Key Responsibilities:
• Architect, build, and refine retrieval-grounded LLM systems, including basic and advanced RAG patterns, to deliver grounded, verifiable answers and insights.
• Design robust pipelines for ingestion, transformation, and normalization of public and internal data, including ETL, incremental processing, and data quality checks.
• Build and maintain document processing workflows across PDFs, HTML, and scanned content, including OCR, layout-aware parsing, table extraction, metadata enrichment, and document versioning.
• Develop information extraction pipelines using LLM methods and best practices, including schema design, structured outputs, validation, error handling, and accuracy evaluation.
• Own the retrieval stack end-to-end, including chunking strategies, embeddings, indexing, hybrid retrieval, reranking, filtering, and relevance tuning across a vector database or search platform.
• Implement web data acquisition where needed, including scraping, change detection, source quality checks, and operational safeguards like retries and rate limiting.
• Establish evaluation and monitoring practices for retrieval and extraction quality, including golden datasets, regression testing, groundedness checks, and production observability.
• Collaborate with subject matter experts to translate business needs into practical retrieval and extraction workflows and measurable success criteria.
• Communicate complex findings, tradeoffs, and recommendations to technical and business stakeholders, supporting data-driven forecasting and strategy.
• Ensure compliance with data governance and security standards when handling sensitive data and deploying systems to production environments.
Qualifications:
• Advanced degree in Computer Science, Data Science, Statistics, Engineering, or a related quantitative field.
• Minimum of 4 years of experience in data science or applied ML/NLP with a focus on NLP & GenAI
• Proficiency in Python and SQL, with strong engineering practices for maintainable, testable pipelines.
• Strong experience with Databricks for data processing and pipeline development, including Spark and common Lakehouse patterns.

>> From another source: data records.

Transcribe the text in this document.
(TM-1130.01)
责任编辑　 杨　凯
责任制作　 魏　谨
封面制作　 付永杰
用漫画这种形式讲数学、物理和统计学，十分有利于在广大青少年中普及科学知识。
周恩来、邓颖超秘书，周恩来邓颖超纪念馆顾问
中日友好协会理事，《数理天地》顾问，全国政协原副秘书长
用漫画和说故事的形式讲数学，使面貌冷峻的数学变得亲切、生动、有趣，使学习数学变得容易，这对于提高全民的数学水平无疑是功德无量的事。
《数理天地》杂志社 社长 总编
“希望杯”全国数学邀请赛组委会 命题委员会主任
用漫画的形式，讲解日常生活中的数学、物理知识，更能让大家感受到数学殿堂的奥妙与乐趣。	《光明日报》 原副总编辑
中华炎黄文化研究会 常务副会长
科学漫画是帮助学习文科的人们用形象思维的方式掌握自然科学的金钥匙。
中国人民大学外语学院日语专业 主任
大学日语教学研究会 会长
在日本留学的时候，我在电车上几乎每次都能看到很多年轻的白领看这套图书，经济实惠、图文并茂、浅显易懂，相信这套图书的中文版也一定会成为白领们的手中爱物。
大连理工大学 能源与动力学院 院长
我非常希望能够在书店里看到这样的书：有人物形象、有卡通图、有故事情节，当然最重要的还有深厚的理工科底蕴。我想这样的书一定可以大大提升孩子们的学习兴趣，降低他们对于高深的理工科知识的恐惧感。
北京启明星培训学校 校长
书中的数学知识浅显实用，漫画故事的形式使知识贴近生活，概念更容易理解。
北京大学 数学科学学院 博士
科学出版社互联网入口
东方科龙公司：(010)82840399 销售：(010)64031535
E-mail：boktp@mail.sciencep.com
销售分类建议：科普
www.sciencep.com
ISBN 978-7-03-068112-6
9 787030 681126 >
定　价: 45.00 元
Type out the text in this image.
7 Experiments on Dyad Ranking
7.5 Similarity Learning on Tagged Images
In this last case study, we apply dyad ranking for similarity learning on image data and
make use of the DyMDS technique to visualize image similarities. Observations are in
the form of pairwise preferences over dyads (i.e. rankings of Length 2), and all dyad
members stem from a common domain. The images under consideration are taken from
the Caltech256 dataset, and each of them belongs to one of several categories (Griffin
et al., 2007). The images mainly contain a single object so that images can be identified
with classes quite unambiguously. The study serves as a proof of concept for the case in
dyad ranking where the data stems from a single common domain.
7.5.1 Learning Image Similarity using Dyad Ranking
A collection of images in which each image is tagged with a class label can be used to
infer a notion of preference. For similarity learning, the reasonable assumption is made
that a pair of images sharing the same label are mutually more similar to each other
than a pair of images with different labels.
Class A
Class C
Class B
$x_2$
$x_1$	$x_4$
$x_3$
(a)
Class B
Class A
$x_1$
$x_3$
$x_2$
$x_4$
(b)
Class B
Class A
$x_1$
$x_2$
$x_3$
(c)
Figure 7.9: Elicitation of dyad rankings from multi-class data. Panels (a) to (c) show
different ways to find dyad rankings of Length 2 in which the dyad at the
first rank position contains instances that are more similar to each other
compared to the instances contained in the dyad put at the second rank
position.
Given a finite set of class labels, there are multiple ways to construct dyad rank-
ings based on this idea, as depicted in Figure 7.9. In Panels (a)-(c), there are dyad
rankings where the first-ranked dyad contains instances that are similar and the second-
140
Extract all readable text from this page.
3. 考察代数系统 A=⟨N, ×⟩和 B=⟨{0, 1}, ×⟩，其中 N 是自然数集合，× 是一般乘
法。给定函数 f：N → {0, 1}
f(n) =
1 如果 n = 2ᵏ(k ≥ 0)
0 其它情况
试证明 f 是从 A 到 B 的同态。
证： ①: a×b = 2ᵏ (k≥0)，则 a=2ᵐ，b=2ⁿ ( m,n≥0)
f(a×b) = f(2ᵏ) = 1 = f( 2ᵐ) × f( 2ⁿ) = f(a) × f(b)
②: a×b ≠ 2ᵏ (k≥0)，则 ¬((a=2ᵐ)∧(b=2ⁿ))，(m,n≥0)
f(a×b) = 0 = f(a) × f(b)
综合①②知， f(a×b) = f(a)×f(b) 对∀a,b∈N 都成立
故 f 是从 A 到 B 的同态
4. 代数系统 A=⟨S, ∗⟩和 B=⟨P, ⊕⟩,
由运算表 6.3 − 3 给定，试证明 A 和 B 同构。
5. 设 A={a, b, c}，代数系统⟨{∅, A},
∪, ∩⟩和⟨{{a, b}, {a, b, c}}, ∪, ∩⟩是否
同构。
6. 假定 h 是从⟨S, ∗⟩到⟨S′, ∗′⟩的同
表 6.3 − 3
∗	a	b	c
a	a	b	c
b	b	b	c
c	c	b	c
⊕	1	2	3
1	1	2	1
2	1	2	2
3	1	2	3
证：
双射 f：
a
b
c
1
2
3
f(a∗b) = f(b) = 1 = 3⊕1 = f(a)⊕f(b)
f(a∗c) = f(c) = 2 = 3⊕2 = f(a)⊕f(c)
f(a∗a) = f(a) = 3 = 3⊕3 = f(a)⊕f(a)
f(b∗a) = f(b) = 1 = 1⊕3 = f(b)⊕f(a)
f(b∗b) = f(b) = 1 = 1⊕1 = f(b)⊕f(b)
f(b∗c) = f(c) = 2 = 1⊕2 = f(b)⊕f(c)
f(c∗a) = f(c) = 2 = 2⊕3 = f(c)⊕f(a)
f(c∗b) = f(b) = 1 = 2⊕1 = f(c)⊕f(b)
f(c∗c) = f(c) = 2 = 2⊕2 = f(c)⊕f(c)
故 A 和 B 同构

• Demonstrated experience building retrieval-grounded LLM systems and or LLM-based information extraction for real-world use cases.
• Experience with document ingestion and parsing, including OCR and handling messy, semi-structured content such as PDFs, tables, forms, and web pages.
• Familiarity with vector databases and retrieval concepts, including indexing, embeddings, hybrid retrieval, reranking, and performance and cost tuning.
• Strong understanding of best practices for reasoning models and techniques that improve reliability and reduce hallucinations, including grounding and attribution.
• Excellent communication skills, with a track record of partnering with stakeholders and turning ambiguous requests into adopted solutions.
Libraries and Tools:
• Proficiency with LLM and orchestration libraries such as OpenAI, Google GenAI, Lang graph, langchain.
• Experience with supporting tooling commonly used in production LLM systems, for example: Pydantic for schema validation, tenacity for retries, beautifulsoup4 for HTML data extraction, and standard Python data tooling such as pandas and NumPy.
• Experience with retrieval and vector tooling, such as FAISS, Elasticsearch or OpenSearch, and vector database platforms (for example, Pinecone, Weaviate, Milvus, Chroma).
Preferred Qualifications:
• Exposure to agentic patterns and tool-calling for workflow automation.
• Experience working in regulated environments and implementing governance controls such as access control, auditability, and retention.